Der US-Wissenschaftler Coleman, der mit der Erfoschung neuer Energiequellen beschäftigt ist, will sich in Casablanca mit zwei Kollegen treffen, die sich ebenfalls mit dem Thema befassen. Nachdem diese jedoch ermordet wurden, zieht Bob Fleming im Auftrag der CIA Coleman aus dem Verkehr und lässt ihn unter strenger Geheimhaltung in Sicherheit bringen. Da Coleman schon vorher mißtrauisch war, hatte er durch plastische Gesichtschirurgie sein Aussehen verändern lassen. Das verschafft Bob Fleming die Möglichkeit, sich in Casablanca als Coleman auszugeben. Sein Erscheinen ruft sofort ein paar finstere Gestalten auf den Plan, die versuchen, ihn ins Jenseits zu befördern. Doch Fleming kann sie austricksen. Allerdings trifft er auch auf Colemans Frau Sheena, die das Täuschungsmanöver sofort durchschaut.
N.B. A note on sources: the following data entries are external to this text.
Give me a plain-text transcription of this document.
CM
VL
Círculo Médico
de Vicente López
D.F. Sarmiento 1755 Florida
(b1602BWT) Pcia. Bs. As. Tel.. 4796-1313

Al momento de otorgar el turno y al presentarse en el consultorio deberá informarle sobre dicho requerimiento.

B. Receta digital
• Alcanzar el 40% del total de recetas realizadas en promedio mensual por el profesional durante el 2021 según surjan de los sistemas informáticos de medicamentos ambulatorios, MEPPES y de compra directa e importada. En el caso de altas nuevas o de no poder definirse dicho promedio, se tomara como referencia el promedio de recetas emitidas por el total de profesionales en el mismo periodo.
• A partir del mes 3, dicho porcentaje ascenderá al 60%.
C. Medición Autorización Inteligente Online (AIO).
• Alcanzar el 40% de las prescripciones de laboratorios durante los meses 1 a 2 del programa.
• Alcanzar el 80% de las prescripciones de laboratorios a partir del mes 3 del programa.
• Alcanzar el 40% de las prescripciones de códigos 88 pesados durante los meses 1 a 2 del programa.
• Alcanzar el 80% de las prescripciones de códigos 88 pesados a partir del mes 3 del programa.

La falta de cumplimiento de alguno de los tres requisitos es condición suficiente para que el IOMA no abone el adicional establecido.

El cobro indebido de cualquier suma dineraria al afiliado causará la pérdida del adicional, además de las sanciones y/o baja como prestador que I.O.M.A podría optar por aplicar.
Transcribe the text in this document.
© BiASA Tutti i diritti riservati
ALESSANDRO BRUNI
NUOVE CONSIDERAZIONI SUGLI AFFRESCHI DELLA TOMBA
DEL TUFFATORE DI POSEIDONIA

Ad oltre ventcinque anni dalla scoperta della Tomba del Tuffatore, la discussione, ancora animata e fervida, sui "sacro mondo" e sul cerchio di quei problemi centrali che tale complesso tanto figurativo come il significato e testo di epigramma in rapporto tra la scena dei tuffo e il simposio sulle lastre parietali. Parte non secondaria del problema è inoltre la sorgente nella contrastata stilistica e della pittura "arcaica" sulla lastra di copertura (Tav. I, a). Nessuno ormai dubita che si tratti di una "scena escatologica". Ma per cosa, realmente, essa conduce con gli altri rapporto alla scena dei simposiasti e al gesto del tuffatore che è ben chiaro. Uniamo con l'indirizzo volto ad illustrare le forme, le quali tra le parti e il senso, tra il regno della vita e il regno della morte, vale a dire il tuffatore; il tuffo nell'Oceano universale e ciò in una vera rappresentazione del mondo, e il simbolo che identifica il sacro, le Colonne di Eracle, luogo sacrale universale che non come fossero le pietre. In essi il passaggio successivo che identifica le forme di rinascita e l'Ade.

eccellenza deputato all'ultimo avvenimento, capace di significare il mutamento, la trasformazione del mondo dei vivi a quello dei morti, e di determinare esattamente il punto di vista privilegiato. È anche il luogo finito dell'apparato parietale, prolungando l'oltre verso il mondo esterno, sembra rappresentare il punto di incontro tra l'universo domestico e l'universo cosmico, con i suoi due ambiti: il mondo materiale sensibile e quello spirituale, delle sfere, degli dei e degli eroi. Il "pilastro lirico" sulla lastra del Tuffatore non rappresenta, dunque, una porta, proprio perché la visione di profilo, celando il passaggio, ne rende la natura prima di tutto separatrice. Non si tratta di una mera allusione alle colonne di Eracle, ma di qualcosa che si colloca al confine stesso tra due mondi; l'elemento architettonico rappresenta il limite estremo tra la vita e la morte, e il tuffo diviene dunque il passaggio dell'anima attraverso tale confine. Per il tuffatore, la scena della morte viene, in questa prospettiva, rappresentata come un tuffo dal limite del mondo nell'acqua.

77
Doch um ihren Mann zu schützen, spielt sie das Spiel mit.

Nach "Bob Fleming hetzt Professor G." übernahm Richard Harrison zum zweiten Mal die Rolle des amerikanischen CIA-Agenten. Der Film entstand zur Blütezeit der Eurospy-Produktionen und für den Regisseur Margheriti war es die erste Fingerübung innerhalb dieses Genres. Richard Harrison, als Agent bereits leinwanderprobt, macht auch diesmal eine gute Figur. Er ist seinen Widersachern meist um eine Nasenlänge voraus und kämpft mit harten Bandagen. Aber manchmal wird auch er ausgeknockt. Zum Glück hat er einen attraktiven weiblichen Schutzengel, der ihn aus brenzligen Situationen rettet. Überhaupt haben es die Frauen hier faustdick hinter den Ohren. Casablanca als Schauplatz bietet einige attraktive Locations, die ansprechend ins Bild gesetzt wurden. Ferner gibt es eine Auspeitschung unter Frauen und einen skurrilen Taxi-Chauffeur, der dem Ganzen einen Hauch von Bond-Feeling verleiht. Völlig deplatziert ist dagegen eine ausgedehnte, unfassbar alberne Prügelorgie, die eher in einen Spencer/Hill-Film passen würde.
Insgesamt ein eher harmloser Genre-Beitrag aus der zweiten Reihe, den man sich als Fan durchaus mal anschauen kann.